L'ingénierie pénale a ses limites

HUGUES DORZEE

vendredi 04 mai 2012, 06:35

Le système carcéral a montré depuis belle lurette ses limites. Il ne répond pas ou plus aux nobles objectifs qui sont les siens : punir et éviter la récidive, former et réinsérer. Il est criminogène. Il coûte très cher (125 euros environ par détenu et par jour). Et par-dessus tout, il est au bord de l'asphyxie à cause d'une inflation carcérale galopante (en 30 ans, la population carcérale a doublé !) et d'un sous-investissement chronique dans le secteur.

Depuis 20 ans, les ministres de la Justice successifs (PSC, CD&V, PS et VLD) ont été incapables d'initier une politique pénale ambitieuse, cohérente et à long terme. La prison qui devrait, en principe, constituer l'« ultime recours » reste « la » sanction phare.
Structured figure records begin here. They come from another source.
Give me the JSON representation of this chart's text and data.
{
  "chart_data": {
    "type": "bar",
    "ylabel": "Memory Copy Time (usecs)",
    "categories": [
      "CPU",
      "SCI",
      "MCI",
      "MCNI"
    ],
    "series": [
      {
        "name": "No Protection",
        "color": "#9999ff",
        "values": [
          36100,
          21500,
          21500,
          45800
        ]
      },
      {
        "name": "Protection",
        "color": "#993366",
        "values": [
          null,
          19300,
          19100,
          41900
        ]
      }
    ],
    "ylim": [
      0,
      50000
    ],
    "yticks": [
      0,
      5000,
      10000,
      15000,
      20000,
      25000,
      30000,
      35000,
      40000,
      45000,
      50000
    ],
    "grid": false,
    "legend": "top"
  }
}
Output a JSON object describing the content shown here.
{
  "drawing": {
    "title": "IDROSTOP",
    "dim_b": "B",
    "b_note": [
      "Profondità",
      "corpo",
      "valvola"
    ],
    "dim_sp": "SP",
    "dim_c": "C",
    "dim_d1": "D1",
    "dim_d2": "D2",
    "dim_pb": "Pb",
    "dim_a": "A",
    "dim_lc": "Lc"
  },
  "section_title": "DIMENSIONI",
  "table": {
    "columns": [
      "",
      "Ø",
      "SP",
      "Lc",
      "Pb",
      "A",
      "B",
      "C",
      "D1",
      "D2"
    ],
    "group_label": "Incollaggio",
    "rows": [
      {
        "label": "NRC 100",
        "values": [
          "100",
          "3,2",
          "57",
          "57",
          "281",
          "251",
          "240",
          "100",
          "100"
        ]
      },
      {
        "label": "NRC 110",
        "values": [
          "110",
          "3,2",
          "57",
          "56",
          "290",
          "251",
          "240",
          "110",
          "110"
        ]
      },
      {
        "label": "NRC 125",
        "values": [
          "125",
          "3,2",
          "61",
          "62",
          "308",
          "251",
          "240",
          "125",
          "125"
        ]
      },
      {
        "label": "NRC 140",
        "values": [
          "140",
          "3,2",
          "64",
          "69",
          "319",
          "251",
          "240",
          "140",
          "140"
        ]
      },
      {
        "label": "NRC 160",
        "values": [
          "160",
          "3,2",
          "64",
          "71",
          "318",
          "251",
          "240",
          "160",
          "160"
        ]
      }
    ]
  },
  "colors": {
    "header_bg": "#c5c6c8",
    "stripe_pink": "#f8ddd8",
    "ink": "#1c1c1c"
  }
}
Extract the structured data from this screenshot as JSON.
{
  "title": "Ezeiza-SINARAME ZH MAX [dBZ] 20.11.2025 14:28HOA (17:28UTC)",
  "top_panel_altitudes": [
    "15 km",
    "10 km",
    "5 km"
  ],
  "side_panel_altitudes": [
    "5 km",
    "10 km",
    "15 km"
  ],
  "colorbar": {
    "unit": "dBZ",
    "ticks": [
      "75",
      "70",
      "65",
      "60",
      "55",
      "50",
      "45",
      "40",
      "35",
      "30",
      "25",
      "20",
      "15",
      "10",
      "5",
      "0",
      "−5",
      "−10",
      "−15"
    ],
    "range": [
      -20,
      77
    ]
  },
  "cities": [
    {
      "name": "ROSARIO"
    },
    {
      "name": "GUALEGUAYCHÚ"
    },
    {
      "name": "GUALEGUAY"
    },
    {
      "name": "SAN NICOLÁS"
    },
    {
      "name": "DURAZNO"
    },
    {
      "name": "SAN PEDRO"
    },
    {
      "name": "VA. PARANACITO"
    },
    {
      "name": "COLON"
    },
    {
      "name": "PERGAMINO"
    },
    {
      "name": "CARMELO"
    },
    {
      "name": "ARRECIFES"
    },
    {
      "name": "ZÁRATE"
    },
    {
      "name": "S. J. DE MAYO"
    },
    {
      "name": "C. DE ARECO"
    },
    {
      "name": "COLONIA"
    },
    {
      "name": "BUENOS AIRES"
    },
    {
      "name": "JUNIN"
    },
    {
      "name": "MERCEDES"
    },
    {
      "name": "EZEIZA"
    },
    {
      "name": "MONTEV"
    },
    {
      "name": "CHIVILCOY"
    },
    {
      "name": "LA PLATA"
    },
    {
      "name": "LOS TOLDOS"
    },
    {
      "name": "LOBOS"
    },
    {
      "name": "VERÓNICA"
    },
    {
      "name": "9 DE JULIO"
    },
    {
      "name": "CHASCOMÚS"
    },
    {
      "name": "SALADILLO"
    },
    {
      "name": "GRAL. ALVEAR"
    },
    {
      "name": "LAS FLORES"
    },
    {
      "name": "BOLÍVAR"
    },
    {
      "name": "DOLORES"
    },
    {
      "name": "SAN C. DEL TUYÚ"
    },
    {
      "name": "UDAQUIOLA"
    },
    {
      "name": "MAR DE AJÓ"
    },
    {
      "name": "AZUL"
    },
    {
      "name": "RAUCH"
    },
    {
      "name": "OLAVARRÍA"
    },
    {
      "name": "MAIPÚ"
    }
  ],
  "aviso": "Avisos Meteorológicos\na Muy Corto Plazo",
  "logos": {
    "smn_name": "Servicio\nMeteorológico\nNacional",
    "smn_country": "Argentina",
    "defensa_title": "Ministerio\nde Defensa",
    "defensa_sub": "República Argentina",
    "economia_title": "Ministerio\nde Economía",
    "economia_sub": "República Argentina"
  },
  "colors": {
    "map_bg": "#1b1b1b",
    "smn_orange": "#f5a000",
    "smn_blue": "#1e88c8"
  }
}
Aujourd'hui, un détenu sur trois est en préventive. Et on construit à grands frais de nouveaux établissements qui seront, si rien ne change, également saturés à terme.

Pour l'heure, le gouvernement aurait trouvé la parade : la détention « à domicile » et le suivi des prévenus via un système de GPS. Sans avoir au préalable doté de moyens adéquats la surveillance électronique qui est loin d'être optimale, mais passons.

La technologie peut être salutaire si elle est au service d'un projet politique construit et consistant. Mais dans le cas présent, tous les doutes sont permis. Et derrière ce parfum de modernité plane une certaine improvisation.

Un : la sécurité est une affaire d'Etat, elle doit le rester. Et ce malgré la tendance lourde du moment : une ingénierie pénale de plus en plus sophistiquée, un recours aux sous-traitants privés, etc.

Deux : gare au mythe de la « prison virtuelle » ! Les acteurs de terrain (magistrats, police, assistants de justice…) sont unanimes : le petit royaume de Belgique n'est pas (encore ?) mûr pour se lancer dans pareille aventure, sans une profonde concertation et avec des moyens humains et budgétaires à la hauteur de ses ambitions.

Enfin trois : et le détenu dans tout ça ?! Avec la détention « à domicile » ou la surveillance via GPS, on est loin des mesures « individualisées, réparatrices, orientées vers l'avenir ». Aux antipodes d'une politique pénale qui mettrait la réinsertion du détenu et la prévention de la récidive au centre de toutes les priorités.